Старичок выругался и заковылял к выходу, бормоча что-то про себя. Совсем как мамаша Коукер. Только шеей двигал иначе. Не как змея, а как черепаха. Я захлопнул за ним дверь и наложил засов. Потом измерил пол. Двадцать пять в ширину. Стены крепкие, как саркофаг фараона. Взглянул на восточную стену и увидел на ней картину. Лучшую из всех, что написал. Двадцать пять на сорок. Голова пошла кругом. Многовато для старых мозгов! Я сел и рассмеялся. Потом расплакался. Ах ты, старое помело! Вот ты и прибыл в гавань. Получил все, что надо. Сначала замысел, а теперь стена. Господь Бог тебе улыбнулся. Иначе говоря, тебе повезло. Дважды повезло. Образы лезли из меня, как змеи из яйца. Коукер и Сара, Лоли и Черчиллева шляпа, белое, красное, синее, ноги, руки, зады и что-то большое черное, напоминающее по форме карту Исландии, с белым овальным пятном в северо-восточном углу. Бог его знает, что оно означало. Ладно, потом разберусь. Но это темное пятно, сочетаясь с красным, приводило меня в восторг. Господи Боже мой, сказал я себе, только бы успеть, прежде чем какой-нибудь идиот начнет толковать мне о публике, деньгах или погоде. И я вынул краски и сделал эскиз на стене. Четыре на три.

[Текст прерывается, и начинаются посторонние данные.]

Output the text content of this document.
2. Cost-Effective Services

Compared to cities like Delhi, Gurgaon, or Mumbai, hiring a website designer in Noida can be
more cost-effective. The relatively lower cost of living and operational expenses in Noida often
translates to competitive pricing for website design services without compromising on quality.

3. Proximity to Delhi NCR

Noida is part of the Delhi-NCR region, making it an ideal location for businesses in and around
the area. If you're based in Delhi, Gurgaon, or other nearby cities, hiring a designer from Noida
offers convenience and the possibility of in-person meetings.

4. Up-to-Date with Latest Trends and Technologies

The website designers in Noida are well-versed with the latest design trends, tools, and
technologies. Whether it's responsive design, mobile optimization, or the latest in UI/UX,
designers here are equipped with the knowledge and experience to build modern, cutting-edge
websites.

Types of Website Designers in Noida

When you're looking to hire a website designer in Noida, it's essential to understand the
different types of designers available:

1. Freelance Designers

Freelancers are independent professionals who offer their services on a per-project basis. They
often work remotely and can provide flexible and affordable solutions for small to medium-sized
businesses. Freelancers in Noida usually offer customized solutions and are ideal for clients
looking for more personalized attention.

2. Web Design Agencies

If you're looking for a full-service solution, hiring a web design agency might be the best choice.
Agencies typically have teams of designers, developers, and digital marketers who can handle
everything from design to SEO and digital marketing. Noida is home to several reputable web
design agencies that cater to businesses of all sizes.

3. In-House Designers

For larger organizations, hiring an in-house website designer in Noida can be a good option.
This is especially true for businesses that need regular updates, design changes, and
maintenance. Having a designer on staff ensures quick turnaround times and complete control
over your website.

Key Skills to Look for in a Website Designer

Одно дело представить себе картину, другое — написать ее. Но на этот раз у меня почти сразу получилось. Без пробелов и пустот. Судя по эскизу, все пространство заполнялось. Но и это, как знает каждый художник, занимающийся росписью, только начало. Потому что та же линия, которая в миниатюре пружинит и играет, как натянутая струна, на стене может омертветь и обвиснуть, как завязка от фартука. И тот же рисунок, который на конверте выглядит сочно и живо, может оказаться плоским и скучным, как воскресная афиша, стоит дать его в натуральную величину.